If you’ve just fought off a coronavirus infection, your antibody levels are already high. The goal of the booster has already been accomplished, so a shot would be superfluous.
That’s why the CDC suggests you wait until three months have passed since your first COVID-19 symptoms appeared or you first tested positive for a coronavirus infection (whichever came first). A delay results in a stronger immune system response to the booster, according to studies cited by the agency.
But there’s a little wiggle room. For instance, if you’re in a place with a high COVID-19 community level, you might not want to wait as long as someone in a place with a low community level. Or, if you know your infection was not caused by BA.4 or BA.5 — the two Omicron subvariants targeted by the new booster — you might get the shot sooner rather than later.
Talk to your doctor if you’re not sure about the best booster timing for you.
We want to hear from you. Email us your coronavirus questions, and we’ll do our best to answer them. Wondering if your question’s already been answered? Check out our archive here.
The pandemic in pictures
The concrete and glass structure in the photo above is the Robert B. Docking State Office Building, which sits across the street from the Kansas State Capitol in Topeka. Most of its 14 stories are empty, which is why state officials plan to raze it and put a three-story building there instead.
The project won’t be cheap, but $60 million of the cost will be paid for with federal funds intended to be used for pandemic relief as part of the American Rescue Plan.
Kansas says the construction counts as a “public health service,” and Troy Waymaster, who chairs the Kansas House Appropriations Committee, said it would be easier to practice social distancing in the new building than in one built in the 1950s. But the main reason to use pandemic relief funds for the project is that the state’s $1.6-billion allotment is burning a hole in its figurative pocket.
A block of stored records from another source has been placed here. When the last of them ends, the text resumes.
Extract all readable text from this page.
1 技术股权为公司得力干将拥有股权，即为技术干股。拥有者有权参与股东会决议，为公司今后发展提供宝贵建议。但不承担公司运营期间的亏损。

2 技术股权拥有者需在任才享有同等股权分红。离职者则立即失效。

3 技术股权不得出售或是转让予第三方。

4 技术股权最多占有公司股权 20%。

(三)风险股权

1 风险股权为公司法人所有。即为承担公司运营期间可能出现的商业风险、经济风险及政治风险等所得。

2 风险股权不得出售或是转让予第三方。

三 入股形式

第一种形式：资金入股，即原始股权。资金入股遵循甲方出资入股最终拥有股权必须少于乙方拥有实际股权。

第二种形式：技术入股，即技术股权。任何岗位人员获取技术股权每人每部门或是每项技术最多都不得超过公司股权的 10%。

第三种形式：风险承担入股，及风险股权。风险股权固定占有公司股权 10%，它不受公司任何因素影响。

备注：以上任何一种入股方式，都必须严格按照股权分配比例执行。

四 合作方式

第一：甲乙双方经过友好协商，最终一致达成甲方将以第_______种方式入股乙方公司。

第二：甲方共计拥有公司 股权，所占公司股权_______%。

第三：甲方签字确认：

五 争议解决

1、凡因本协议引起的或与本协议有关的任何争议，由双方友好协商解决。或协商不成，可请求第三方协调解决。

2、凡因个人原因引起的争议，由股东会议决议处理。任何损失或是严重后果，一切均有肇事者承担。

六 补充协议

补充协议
“We didn’t need it, to be quite honest,” Waymaster said.
The American Rescue Plan takes an expansive view of how the money can be spent. About $36 billion has been earmarked for infrastructure projects, according to an analysis by the Associated Press. That includes work on water and sewer systems, spending for roads and bridges, and projects to expand broadband access.
By contrast, less than $12 billion is going toward things that fit under the broad umbrella of public health.